Дядька Никола, видно, за неловкость на себя досадуя, опомнился:

— Чего душой кривить? Земля прокормила бы. Да вот нам тебя, Иван Матвеевич, со чадами и домочадцами кормить тяжёленько. Эвон сколько вас! — кивнул в сторону барского дома, где изо всех окон и дверей рытовская родня выглядывала.

Рытов будто не слышал грубой речи.

— Ладно! Али деньгами разжились?

— Есть деньги, государь, — опять поклонился дед.

— Откуда?

Замялся дед. Дядька Никола, как договорено было, покривил душой:

— Мы, барин, с Яковом из Новгорода привезли. Родственник на руках помер. А деньги мне с сестрой, женой Якова, завещал.

Оборотил свой взгляд Рытов на дядьку Николу:

— Часом, не помогли помереть тому родственнику? А?

Побагровел дядька Никола:

— Мы, Иван Матвеевич, люди простые, душегубством не занимаемся…

Видать, ещё что-то хотел прибавить дядька Никола, да смолчал.

Рытов обернулся к приказчику:

— Знаешь ли, сколько с них следует?

— Как не знать! — ответил приказчик.

И тут произошло такое, от чего все рты пораскрывали. Вместо того, чтобы разгневаться, усмехнулся Рытов и приказал Трофиму коротко:

— Прими деньги. — И к деду обернулся: — С собой ли?

— А как же? — засуетился дед и дядьку Николу в бок: — Доставай поживее!

Дядьку Николу два раза просить о таком не надо было. За пазуху полез и два тяжёлых полотняных мешочка протянул:

— Получи сполна, Иван Матвеевич!

Рытов мешочки взял, на руки прикинул:

— Добро, мужички! — И Трофиму: — Сочти, верно ли?

Осмелел дед:

— Не серчай, государь-батюшка, и о Митьке поговорить надобно…

Тренька деда за рукав и шёпотом:

— Про Урвана не забудь!

Ещё выше вскинул брови Рытов, поглядел непонятно и бросил на ходу уже:

— О том завтра, старик!

На мужиков и баб, что вокруг собрались, рявкнул грозно:

— Али дела другого нет?

И пошёл, плёткой помахивая, в господские свои покои. За ним следом Филька, на Треньку злобно озираясь.

В приказчиковой избе деньги пересчитали. Всё сошлось в точности.

Митька в Осокине остался, остальные домой отправились.

Дед и тот в перемену к лучшему поверил. Всю дорогу над Тренькой добродушно подшучивал и глядел на внука ласково.

Только дядька Никола рассеянно вышагивал рядом.

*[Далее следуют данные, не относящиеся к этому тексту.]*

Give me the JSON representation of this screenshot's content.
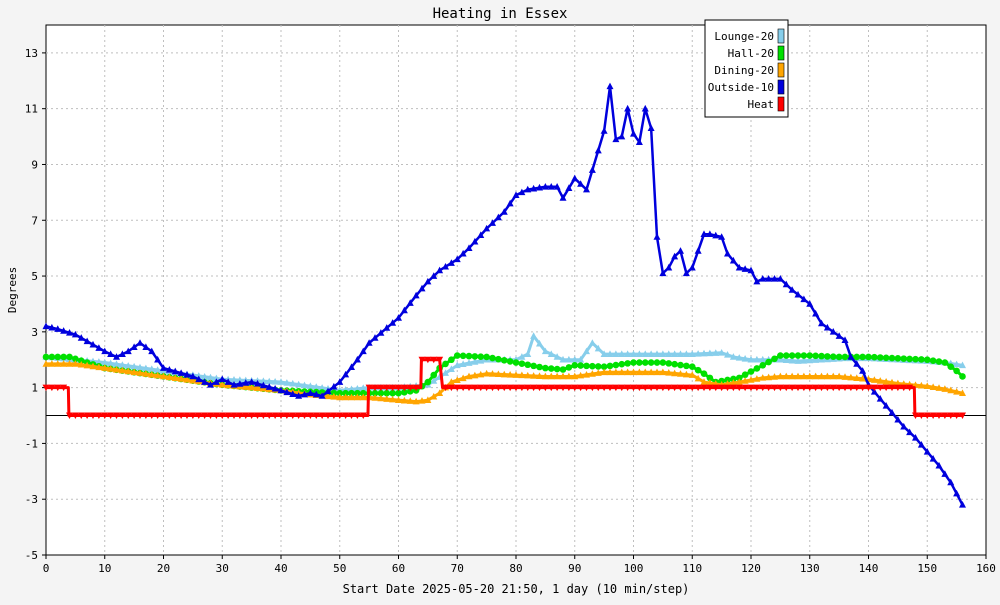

— Ты чего? — спросил Тренька. — Будто не весел?

— Не нравится мне, Тереня, уж больно легко Рытов деньги взял и препятствий никаких к уходу не чинил.

— Эва! — дед насмешливо отозвался. — Нашёл заботу! Правда на нашей стороне. Куда ж было Ивану Матвеевичу податься?

— Что-то не очень Рытов на правду прежде глядел, — отозвался задумчиво дядька Никола.

Однако вечером и он повеселел. Принялся рассказывать о вольной жизни, что ждёт их на далёких землях, богатых и щедрых. О том тёплом крае, куда теперь лежит их путь-дорога.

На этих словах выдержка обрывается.